En la fértil tierra del Líbano, donde los cedros bíblicos se elevan hacia el cielo como testigos silenciosos de siglos de historia sagrada, una nueva semilla ha sido plantada. Pierre el Rahi, cuyo nombre evoca la roca de Pedro y la misericordia divina, ha comenzado su ministerio episcopal como un signo de esperanza para una nación que ha conocido tanto dolor como resiliencia.
La ordenación del nuevo obispo maronita para la eparquía de Trípoli no es solo un evento eclesial rutinario; es un momento profético para el Líbano y para toda la Iglesia Oriental. En un país marcado por divisiones sectarias, crisis económicas sin precedentes y la sombra constante de conflictos regionales, la llegada de un nuevo pastor representa la fidelidad inquebrantable de Dios a su pueblo.

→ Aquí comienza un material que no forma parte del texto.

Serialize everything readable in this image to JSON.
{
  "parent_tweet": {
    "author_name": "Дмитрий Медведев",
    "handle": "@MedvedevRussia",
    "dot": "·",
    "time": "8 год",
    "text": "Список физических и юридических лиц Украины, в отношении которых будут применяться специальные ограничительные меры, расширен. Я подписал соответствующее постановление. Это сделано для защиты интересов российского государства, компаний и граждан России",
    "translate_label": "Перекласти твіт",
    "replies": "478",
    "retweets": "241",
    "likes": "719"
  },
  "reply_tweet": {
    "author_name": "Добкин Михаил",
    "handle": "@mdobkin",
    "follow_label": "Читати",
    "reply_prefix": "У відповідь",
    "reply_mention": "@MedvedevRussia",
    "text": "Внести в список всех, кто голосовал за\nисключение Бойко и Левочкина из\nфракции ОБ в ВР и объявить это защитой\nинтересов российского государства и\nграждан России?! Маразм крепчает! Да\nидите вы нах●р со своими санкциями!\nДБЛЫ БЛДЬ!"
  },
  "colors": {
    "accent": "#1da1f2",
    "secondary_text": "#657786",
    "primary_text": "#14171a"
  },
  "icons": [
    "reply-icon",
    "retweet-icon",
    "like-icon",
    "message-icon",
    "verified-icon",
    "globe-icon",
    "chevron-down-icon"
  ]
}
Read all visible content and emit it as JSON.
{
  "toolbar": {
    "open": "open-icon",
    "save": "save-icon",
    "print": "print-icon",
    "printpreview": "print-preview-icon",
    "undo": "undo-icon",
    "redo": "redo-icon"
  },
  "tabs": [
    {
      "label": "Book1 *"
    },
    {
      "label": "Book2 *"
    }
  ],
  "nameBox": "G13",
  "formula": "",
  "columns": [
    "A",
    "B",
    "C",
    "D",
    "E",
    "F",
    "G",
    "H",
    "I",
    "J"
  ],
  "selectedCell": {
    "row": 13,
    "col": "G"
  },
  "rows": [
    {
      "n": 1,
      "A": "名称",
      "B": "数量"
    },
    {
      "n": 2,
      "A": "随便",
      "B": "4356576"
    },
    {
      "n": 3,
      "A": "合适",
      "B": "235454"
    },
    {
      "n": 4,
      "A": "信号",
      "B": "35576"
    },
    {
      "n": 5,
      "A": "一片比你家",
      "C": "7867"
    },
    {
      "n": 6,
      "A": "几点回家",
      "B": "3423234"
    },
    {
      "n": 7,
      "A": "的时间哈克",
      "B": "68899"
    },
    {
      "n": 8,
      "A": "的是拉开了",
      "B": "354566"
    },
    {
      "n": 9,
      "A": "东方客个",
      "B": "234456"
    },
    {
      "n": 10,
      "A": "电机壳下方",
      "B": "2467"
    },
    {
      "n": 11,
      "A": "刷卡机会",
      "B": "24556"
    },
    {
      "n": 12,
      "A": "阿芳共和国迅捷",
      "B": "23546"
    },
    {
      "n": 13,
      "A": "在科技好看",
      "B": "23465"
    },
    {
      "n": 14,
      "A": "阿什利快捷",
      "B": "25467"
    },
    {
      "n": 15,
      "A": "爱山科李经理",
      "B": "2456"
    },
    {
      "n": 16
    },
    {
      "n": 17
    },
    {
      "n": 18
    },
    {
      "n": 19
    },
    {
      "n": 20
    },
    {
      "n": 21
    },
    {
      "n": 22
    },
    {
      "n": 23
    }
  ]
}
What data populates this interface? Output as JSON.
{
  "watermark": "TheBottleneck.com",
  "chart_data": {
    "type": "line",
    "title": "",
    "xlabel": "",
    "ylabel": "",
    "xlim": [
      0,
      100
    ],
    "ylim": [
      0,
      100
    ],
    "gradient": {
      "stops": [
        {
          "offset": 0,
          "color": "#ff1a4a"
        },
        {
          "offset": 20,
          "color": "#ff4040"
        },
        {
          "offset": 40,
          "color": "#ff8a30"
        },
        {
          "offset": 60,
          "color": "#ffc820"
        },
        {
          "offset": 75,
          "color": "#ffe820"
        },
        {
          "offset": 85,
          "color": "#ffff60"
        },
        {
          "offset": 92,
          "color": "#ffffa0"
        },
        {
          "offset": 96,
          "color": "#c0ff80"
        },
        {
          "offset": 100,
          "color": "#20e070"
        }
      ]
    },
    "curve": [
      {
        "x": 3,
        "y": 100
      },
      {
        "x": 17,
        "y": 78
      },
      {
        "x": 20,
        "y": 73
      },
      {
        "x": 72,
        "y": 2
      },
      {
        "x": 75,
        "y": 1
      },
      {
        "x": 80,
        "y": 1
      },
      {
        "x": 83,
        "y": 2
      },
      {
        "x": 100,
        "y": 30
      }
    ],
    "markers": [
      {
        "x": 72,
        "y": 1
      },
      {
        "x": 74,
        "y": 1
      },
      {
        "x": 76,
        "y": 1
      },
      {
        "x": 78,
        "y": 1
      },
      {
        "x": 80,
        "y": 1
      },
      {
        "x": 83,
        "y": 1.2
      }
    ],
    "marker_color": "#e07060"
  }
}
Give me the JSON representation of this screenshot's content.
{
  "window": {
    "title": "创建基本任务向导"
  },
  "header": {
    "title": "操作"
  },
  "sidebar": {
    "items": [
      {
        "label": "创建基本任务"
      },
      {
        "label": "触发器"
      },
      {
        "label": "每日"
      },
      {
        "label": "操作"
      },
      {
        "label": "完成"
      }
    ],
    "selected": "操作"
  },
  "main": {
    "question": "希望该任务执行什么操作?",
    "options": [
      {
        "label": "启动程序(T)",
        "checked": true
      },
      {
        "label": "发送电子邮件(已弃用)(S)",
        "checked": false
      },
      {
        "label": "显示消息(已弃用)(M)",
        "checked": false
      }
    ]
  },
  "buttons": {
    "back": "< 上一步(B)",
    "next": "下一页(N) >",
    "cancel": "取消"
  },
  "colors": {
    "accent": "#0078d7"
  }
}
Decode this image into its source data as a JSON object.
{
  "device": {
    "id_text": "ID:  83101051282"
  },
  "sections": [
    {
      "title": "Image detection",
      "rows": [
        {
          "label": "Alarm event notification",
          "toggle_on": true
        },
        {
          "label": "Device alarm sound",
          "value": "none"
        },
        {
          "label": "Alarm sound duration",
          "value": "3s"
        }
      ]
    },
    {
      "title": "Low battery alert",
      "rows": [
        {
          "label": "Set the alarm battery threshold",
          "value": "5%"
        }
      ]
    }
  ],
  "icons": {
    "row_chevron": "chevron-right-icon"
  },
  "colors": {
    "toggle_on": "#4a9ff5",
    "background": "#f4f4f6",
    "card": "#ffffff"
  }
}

„Porque como desciende la lluvia y la nieve de los cielos y no vuelve allá, sino que riega la tierra y la hace germinar y producir, y da semilla al que siembra y pan al que come, así será mi palabra que sale de mi boca; no volverá a mí vacía, sino que hará lo que yo quiero y será prosperada en aquello para que la envié.“ (Isaías 55,10-11)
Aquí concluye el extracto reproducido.